FYI: Captchas are generally considered "broken" at between 1% and 10% rates of success with automated approaches, because attackers can run hundreds of thousands of requests, generally "for free" at the margin. There is no practical difference in the amount of abuse suffered by a site with a 90% captcha and a 9% captcha -- the first one just requires 10X as many HTTP requests to abuse.

This is one of the unfortunate "math favors the bad guy" consequences in a lot of anti-abuse filtering tasks. (Anti-spam research has similar problems, which is why the main innovation wasn't making filters better but radically increasing the cost of getting caught, via burning the reputation of the offending IP. IP addresses are a lot more expensive to acquire in quantity than packets.)

mieko · on Sept 26, 2014

Author here. Here's the corresponding proggit thread: http://www.reddit.com/r/programming/comments/2hisfk/breaking...

oftenwrong · on Sept 26, 2014

That was a surprisingly simple and easy-to-follow write-up. I will have to try some captcha-breaking for myself soon.

praeivis · on Sept 26, 2014

Silk Road used ReCaptcha long ago and it finished bad: http://krebsonsecurity.com/2014/09/dread-pirate-sunk-by-leak...

bencoder · on Sept 26, 2014

No it didn't, I believe that image is just an example of "a captcha" for the article

goldmouth · on Sept 26, 2014

Very cool and well-written post.

I've created many similar programs to defeat captcha's. I would classify this as a medium severity bug, you would still need to brute force the passwords on a terribly slow and intermittent connection.

magerleagues · on Sept 26, 2014

I feel like a much smarter programmer after reading that.

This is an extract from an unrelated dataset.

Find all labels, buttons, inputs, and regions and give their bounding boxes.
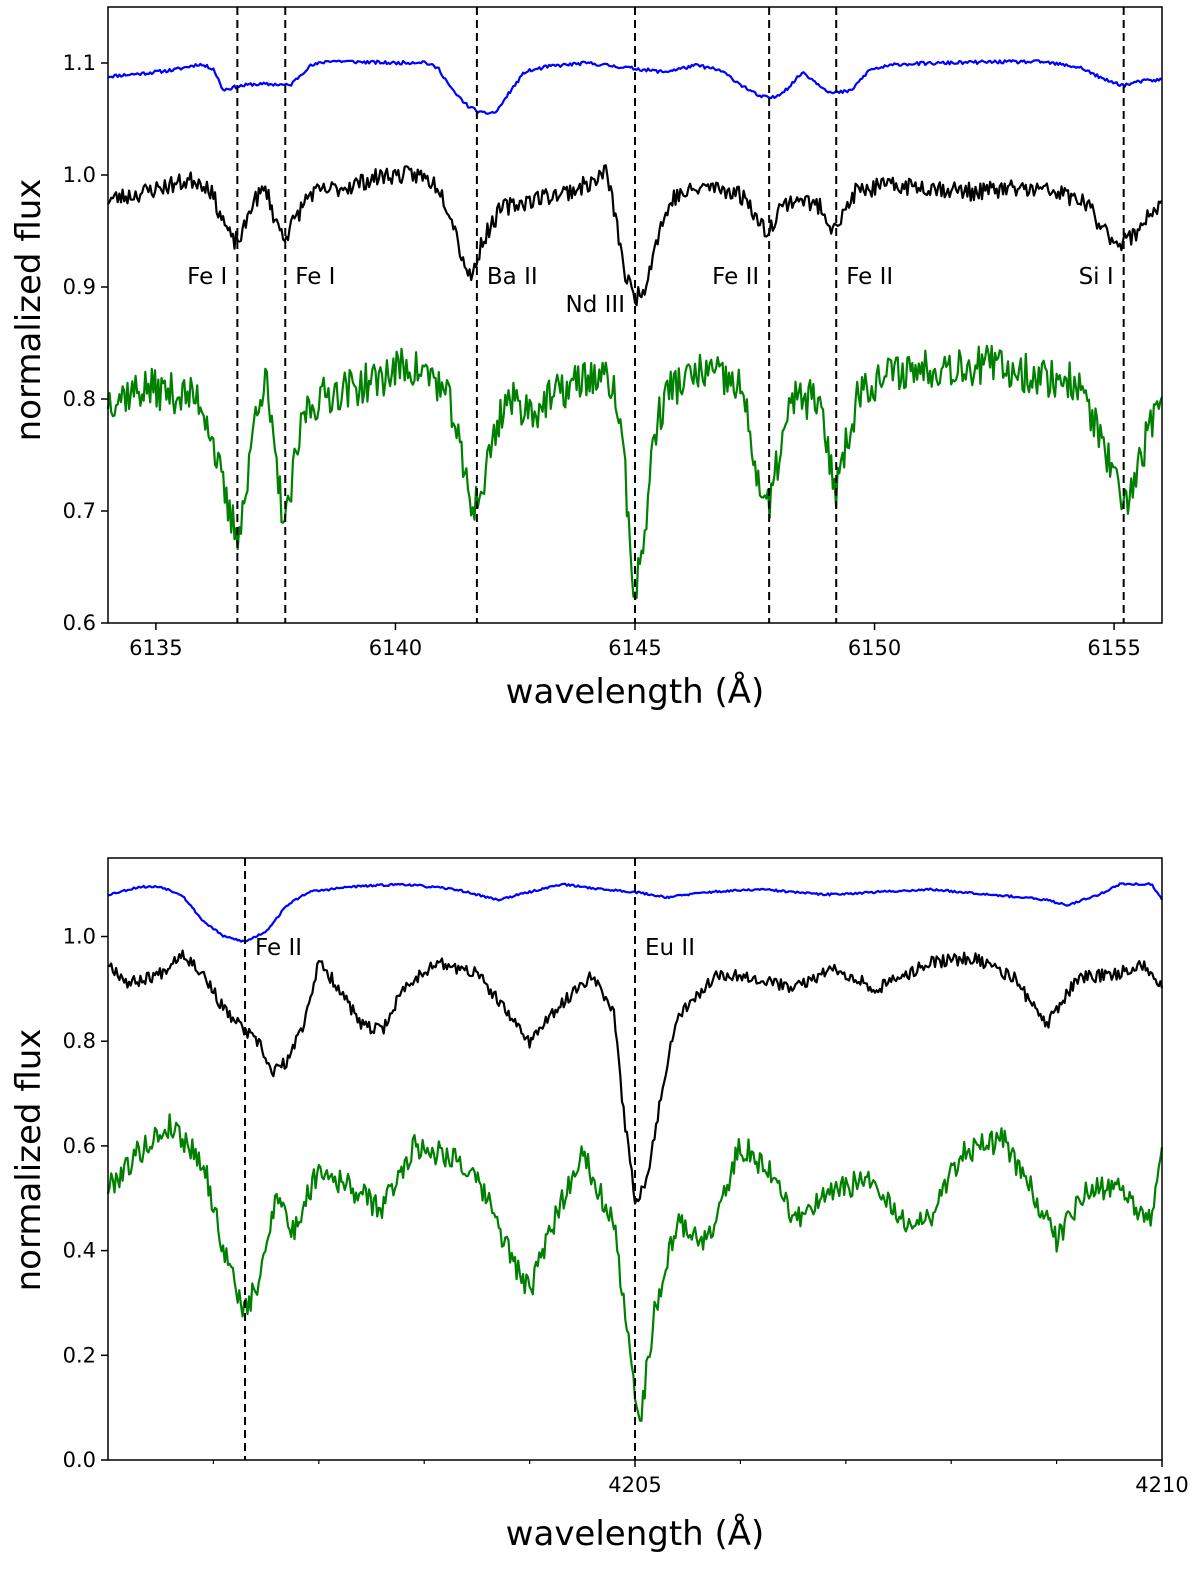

blueintegral · on Sept 26, 2014

Could that last step be considered a kind of Levenshtein distance measurement?

usrname · on Sept 26, 2014

And more + reddit captcha

https://github.com/dawjan/Open_Me/tree/master/Captcha%20Crac...

Also /.. is php tor

krispyfi · on Sept 28, 2014

The lesson? Include a developer API with your site, so people don't have to undermine your security to use it.

_RPM · on Sept 27, 2014

I believe that the Silk Road was built on the CodeIgniter frameowkr for PHP.

ultramancool · on Sept 26, 2014

Why wouldn't you just pay a captcha breaking service to get a near-100% success rate? Less noticable for botting and $10 will buy you around 10k captchas on antigate or deathbycaptcha. Don't really need to log in and out that much, so that'd probably be plenty.

gwern · on Sept 26, 2014

What a question to ask on HN of all places.

ultramancool · on Sept 29, 2014

I'm to assume people on HN have no desire to do something productive or useful with their time?